Theoretically, the high-energy emission of short-range alpha particles causes complex double-stranded DNA breaks, eliciting cell death. No known resistance mechanism to alpha particles has been reported or scientifically established. The short-range emission of alpha particle radiation confines its cytotoxic effect to cancerous lesions and the surrounding tumor microenvironment while limiting toxic effects to noncancerous tissues. The high level of radiobiological effectiveness of alpha particles, in comparison with beta emissions, requires fewer particle tracks to induce cell death. Clinically effective alpha particle-emitting isotopes for cancer therapy should have a short half-life, which will limit long-term radiation exposure and allow for the production, preparation, and administration of these isotopes for clinical use and application. Radium 223 dichloride is the first-in-class, commercially available targeted alpha therapy approved for the treatment of patients with metastatic castration-resistant prostate cancer with bone metastases. Given the established overall survival benefit conferred by radium 223 for patients with metastatic castration-resistant prostate cancer, several other targeted alpha therapies are being investigated in clinical trials across many tumor types.
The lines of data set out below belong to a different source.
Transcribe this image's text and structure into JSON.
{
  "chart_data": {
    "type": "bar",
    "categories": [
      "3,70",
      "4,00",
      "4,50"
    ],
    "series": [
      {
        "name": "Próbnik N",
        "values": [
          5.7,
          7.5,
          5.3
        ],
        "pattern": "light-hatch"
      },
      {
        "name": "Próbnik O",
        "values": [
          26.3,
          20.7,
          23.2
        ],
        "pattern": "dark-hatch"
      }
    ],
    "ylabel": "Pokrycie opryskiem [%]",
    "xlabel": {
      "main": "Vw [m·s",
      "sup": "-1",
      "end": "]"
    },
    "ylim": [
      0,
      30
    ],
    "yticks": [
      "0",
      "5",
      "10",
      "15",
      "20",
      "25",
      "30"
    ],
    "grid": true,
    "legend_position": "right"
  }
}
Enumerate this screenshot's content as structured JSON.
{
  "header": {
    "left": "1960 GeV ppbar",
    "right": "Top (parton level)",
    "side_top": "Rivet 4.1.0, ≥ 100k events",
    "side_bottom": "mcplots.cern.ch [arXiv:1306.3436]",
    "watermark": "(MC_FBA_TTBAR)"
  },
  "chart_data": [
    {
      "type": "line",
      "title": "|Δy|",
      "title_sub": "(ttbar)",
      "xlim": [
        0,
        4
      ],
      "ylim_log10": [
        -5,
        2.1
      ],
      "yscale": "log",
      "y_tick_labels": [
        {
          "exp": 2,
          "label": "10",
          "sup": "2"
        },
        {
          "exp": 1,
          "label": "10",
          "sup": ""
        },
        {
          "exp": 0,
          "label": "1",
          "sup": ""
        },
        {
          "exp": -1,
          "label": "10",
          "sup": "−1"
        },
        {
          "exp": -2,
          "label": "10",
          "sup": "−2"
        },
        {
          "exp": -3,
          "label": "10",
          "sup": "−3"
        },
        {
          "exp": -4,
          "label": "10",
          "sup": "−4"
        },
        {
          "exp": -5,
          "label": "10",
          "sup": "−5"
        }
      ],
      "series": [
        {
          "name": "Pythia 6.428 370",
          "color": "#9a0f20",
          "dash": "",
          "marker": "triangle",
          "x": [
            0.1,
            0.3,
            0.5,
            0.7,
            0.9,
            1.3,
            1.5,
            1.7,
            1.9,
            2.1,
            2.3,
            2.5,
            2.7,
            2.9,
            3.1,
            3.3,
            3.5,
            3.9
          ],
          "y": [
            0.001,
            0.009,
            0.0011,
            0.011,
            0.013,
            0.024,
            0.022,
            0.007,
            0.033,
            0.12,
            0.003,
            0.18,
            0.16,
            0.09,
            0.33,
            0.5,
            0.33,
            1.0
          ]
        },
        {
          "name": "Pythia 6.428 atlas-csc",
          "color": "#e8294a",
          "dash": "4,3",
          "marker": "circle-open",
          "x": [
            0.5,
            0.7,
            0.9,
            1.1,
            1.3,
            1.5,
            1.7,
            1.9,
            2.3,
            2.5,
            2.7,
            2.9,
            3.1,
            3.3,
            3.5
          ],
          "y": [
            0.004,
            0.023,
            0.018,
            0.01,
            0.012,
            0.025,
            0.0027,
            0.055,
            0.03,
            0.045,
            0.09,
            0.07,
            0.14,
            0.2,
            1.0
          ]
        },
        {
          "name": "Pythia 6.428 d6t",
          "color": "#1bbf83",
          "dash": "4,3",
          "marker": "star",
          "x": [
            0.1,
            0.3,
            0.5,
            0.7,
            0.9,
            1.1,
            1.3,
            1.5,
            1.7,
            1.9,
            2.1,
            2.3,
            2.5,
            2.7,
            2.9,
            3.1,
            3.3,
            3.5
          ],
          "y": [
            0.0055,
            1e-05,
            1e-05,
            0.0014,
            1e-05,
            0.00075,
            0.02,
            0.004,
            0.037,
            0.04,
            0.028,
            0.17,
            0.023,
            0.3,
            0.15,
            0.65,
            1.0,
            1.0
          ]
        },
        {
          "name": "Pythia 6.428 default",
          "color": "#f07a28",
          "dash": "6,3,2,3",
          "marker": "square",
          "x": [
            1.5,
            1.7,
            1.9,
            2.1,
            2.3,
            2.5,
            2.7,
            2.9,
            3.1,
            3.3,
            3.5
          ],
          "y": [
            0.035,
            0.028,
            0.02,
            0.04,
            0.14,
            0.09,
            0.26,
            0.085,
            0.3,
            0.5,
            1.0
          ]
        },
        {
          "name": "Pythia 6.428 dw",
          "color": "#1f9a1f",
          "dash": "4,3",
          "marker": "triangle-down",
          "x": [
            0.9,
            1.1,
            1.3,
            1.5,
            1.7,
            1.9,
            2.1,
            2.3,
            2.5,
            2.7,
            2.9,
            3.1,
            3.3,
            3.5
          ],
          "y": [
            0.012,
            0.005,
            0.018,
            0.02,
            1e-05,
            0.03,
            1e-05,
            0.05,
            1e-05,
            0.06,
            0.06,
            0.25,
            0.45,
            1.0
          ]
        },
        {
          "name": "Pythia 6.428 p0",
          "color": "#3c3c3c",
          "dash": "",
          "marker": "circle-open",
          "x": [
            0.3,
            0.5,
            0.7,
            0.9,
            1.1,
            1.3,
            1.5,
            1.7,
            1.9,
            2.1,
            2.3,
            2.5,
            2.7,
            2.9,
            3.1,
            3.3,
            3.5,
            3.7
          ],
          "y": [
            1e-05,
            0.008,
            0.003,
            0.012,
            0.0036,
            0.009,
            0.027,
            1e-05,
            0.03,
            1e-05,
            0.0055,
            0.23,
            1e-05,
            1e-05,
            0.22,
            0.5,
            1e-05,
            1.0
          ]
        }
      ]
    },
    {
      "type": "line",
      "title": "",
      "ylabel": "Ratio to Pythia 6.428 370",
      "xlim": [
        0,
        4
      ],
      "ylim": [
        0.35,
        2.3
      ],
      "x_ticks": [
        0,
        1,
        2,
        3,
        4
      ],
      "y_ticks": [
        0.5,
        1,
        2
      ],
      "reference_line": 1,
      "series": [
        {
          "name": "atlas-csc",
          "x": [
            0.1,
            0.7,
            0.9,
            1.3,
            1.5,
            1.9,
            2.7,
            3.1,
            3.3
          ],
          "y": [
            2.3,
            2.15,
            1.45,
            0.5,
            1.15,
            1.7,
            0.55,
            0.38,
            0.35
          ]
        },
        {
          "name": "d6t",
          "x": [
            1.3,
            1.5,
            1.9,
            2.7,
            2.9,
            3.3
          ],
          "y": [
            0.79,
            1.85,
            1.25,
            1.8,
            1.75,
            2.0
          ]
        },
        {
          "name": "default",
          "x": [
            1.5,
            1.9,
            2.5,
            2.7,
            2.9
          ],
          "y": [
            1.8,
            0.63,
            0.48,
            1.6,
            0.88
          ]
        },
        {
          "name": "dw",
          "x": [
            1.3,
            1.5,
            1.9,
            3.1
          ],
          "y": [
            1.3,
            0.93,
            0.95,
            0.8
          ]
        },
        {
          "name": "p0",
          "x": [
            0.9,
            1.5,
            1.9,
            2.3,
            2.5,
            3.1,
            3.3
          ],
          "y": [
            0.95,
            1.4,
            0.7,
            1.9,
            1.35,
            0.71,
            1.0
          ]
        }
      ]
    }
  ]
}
Targeted alpha therapy represents an emerging treatment approach and provides for the possibility to bypass mechanisms of acquired resistance in selected tumors. In addition, developing novel radionuclide conjugation strategies may overcome targeting limitations. So far, the clinical success of radium 223 has demonstrated the proof of concept for targeted alpha therapy, and future studies may lead to additional treatment options for many cancer types.
靶向 alpha 疗法试图将全身辐射选择性地递送到癌细胞,同时将全身毒性作用降至最低,并可能为许多癌症类型提供额外的治疗选择。
从理论上讲,短程 alpha 粒子的高能发射会导致复杂的双链 DNA 断裂,引发细胞死亡。尚未报道或科学确立针对 alpha 粒子的已知耐药机制。alpha 粒子辐射的短程发射将其细胞毒性作用限制在癌变病变及其周围肿瘤微环境中,同时将毒性作用限制在非癌组织中。与 beta 发射相比,alpha 粒子的放射生物学效应水平较高,需要较少的粒子轨迹来诱导细胞死亡。用于癌症治疗的临床有效的 alpha 粒子发射同位素应具有短半衰期,这将限制长期辐射暴露,并允许生产、准备和管理这些同位素用于临床应用。镭 223 二氯化物是首个获批用于治疗转移性去势抵抗性前列腺癌伴骨转移患者的临床应用的靶向 alpha 疗法。鉴于镭 223 为转移性去势抵抗性前列腺癌患者带来的已确立的总生存获益,许多其他靶向 alpha 疗法正在多种肿瘤类型的临床试验中进行研究。
靶向 alpha 疗法代表了一种新兴的治疗方法,并为在选定的肿瘤中绕过获得性耐药机制提供了可能性。此外,开发新的放射性核素缀合策略可能会克服靶向限制。到目前为止,镭 223 的临床成功已经证明了靶向 alpha 疗法的概念验证,未来的研究可能会为许多癌症类型提供额外的治疗选择。